Work is being done by a number of researchers to help us better understand what and how both our visual and non-visual photoreceptors really work, and what other effects they may have on our biological systems. Horticulture and such things as poultry farms are giving us some pretty good hints at what is to come as we experiment, both rigorously and "on the job", and see real results from changes in our approach to lighting. (A good browse can be found at Once Innovations Agricultural Lighting site (the Science section), which has a good mix of data and studies that can set thought processes in motion). Who needs genetically modified crops when we can simply deliver light that gives the plants what they want, and maybe even curtails the pests, all in one?

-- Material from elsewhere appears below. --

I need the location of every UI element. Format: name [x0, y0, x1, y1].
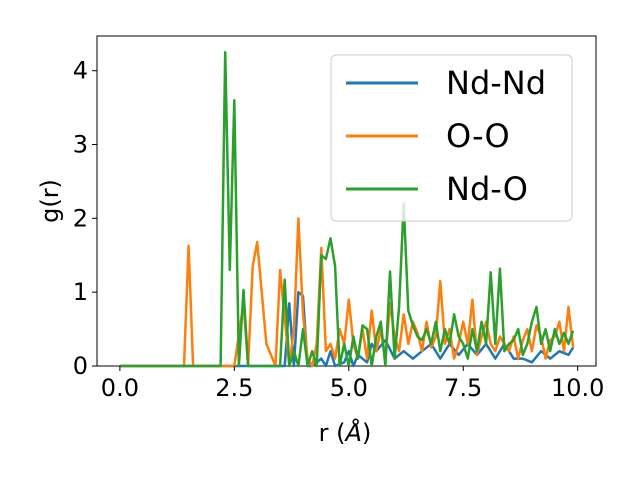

The real smart lighting revolution... We have smart TVs that are smart because they connect to the Internet. We have smart phones because the connect, and have apps. We have smart snacks because they don't have "unnatural" ingredients. (High fructose corn syrup and natural flavors are natural too... maybe not the best criteria). Take a light, add a microprocessor so do something, and you can call it "smart", but like that snack food, that's just marketing. Real smart lighting will be connective, adaptive and aware. We've mentioned before that integrated controls are going to be as basic a requirement for lighting as a touch screen is to a smartphone. What's going to distinguish real smart lighting is that it's going to not only include connected controls and sensors, but it's going to know what to do with that data. That includes the local decision making directly related to the amount and type of lighting from any given luminaire, as well as knowing what to aggregate and pass along to the higher level systems as part of it's membership in the Internet of Things. If the temperature in the room is supposed to be between 72 and 74 F, does the building management system need to know it's still 73 now? And now? And still now? Or does it simply need to know when the temp strays below 72 or above 74. "All is well" gets a bit cumbersome every few seconds, especially if you're involved with anything that uses batteries or other energy harvesting. Save your breath, remote device...

And that brings us to the result of this real smart lighting. Yes, there will be better, more granular, information about the space below the light (Check into some of what's up, especially with sensors, at the Smart Lighting Engineering Research Center (ERC) for what's going on beyond just how much light, and what's the temp. Cool stuff includes time of flight info that can use light travel times to tell you how many people are in a room, where they are moving, and whether they are sitting or standing). And yes, there will be better control of the light. Pick your color, pick your style, pick your cycle. But what's really most impactful is that the light will know your color, your style and your cycle. The light won't just be connected to the IoT, it will be connected to you. Which means connecting the person and the space. In it's own significant way, the light will acknowledge your significance. Your cause and effect relationship with the space, and by implication, the bigger world.

Trust us, the fruit of our collective efforts, for health, well being and the higher level of "connectedness" that lighting will impart, will be become obvious to all, very soon.